TTK 408/2(f)’ye Aykırı Sözleşmelerin Akıbeti
Önemli miktarda şirket varlığının satışında genel kurul kararının mevcut olmaması halinde Yargıtay’ın eTTK döneminden bu yana görüşü satış sözleşmesinin batıl (geçersiz) olduğu şeklindendir.[13] Doktrinde ise genel kurulun sonradan işleme icazet vermesinin mümkün olduğu aksi halde sözleşmenin baştan itibaren batıl olduğu[14], genel kurulun toptan satış yönündeki kararına aykırı gerçekleşen satış işlemi açısından ise iyiniyetli üçüncü kişiyi koruyan TTK m. 371/4’ün uygulanacağı ve satış işleminin geçerli kabul edilebileceği[15], genel kurul kararı bulunmaksızın imzalanan satış sözleşmesinin şirketi bağlamayacağı ve askıda hükümsüz olduğu sonradan işleme genel kurul tarafından icazet verilmesi halinde baştan itibaren hüküm ve sonuçlarını doğuracağı[16] yönünde görüşler bulunmaktadır.

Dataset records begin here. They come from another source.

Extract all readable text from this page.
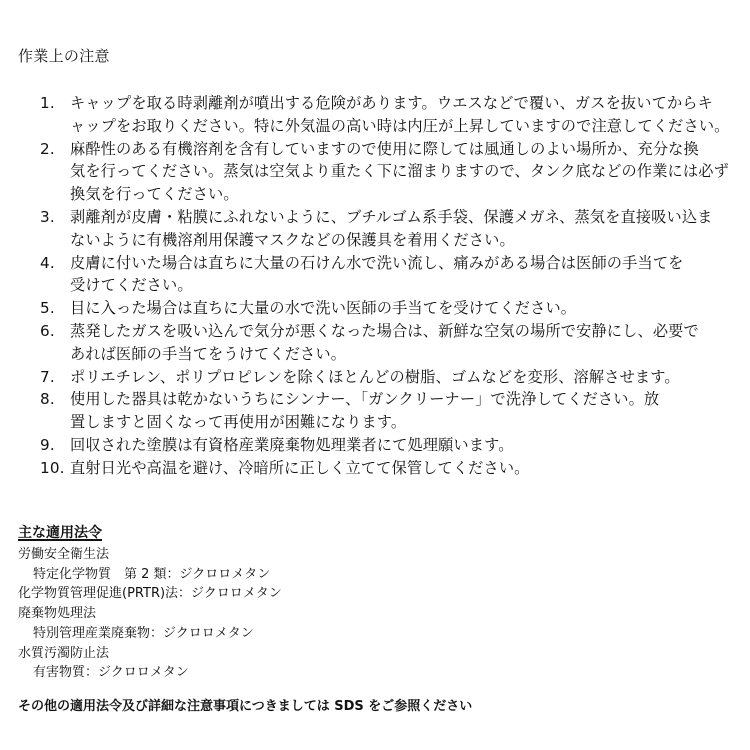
作業上の注意
1.	キャップを取る時剥離剤が噴出する危険があります。ウエスなどで覆い、ガスを抜いてからキ
ャップをお取りください。特に外気温の高い時は内圧が上昇していますので注意してください。
2.	麻酔性のある有機溶剤を含有していますので使用に際しては風通しのよい場所か、充分な換
気を行ってください。蒸気は空気より重たく下に溜まりますので、タンク底などの作業には必ず
換気を行ってください。
3.	剥離剤が皮膚・粘膜にふれないように、ブチルゴム系手袋、保護メガネ、蒸気を直接吸い込ま
ないように有機溶剤用保護マスクなどの保護具を着用ください。
4.	皮膚に付いた場合は直ちに大量の石けん水で洗い流し、痛みがある場合は医師の手当てを
受けてください。
5.	目に入った場合は直ちに大量の水で洗い医師の手当てを受けてください。
6.	蒸発したガスを吸い込んで気分が悪くなった場合は、新鮮な空気の場所で安静にし、必要で
あれば医師の手当てをうけてください。
7.	ポリエチレン、ポリプロピレンを除くほとんどの樹脂、ゴムなどを変形、溶解させます。
8.	使用した器具は乾かないうちにシンナー、「ガンクリーナー」で洗浄してください。放
置しますと固くなって再使用が困難になります。
9.	回収された塗膜は有資格産業廃棄物処理業者にて処理願います。
10. 直射日光や高温を避け、冷暗所に正しく立てて保管してください。
主な適用法令
労働安全衛生法
特定化学物質　第 2 類：ジクロロメタン
化学物質管理促進(PRTR)法：ジクロロメタン
廃棄物処理法
特別管理産業廃棄物：ジクロロメタン
水質汚濁防止法
有害物質：ジクロロメタン
その他の適用法令及び詳細な注意事項につきましては SDS をご参照ください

Yargıtay’ın butlan görüşü doktrin tarafından özellikle satım sözleşmesinin tarafı iyiniyetli üçüncü kişinin korunması ve ticari hayatın ihtiyaç duyduğu hukuki güvenliğin tesisi ve şirketin iç işleyişine yönelik organlar arası bir yetki paylaşımı düzenlemesinin iyiniyetli üçüncü kişilerin menfaatlerini etkileyecek şekilde yorumlanması nedeniyle eleştirilmektedir[17].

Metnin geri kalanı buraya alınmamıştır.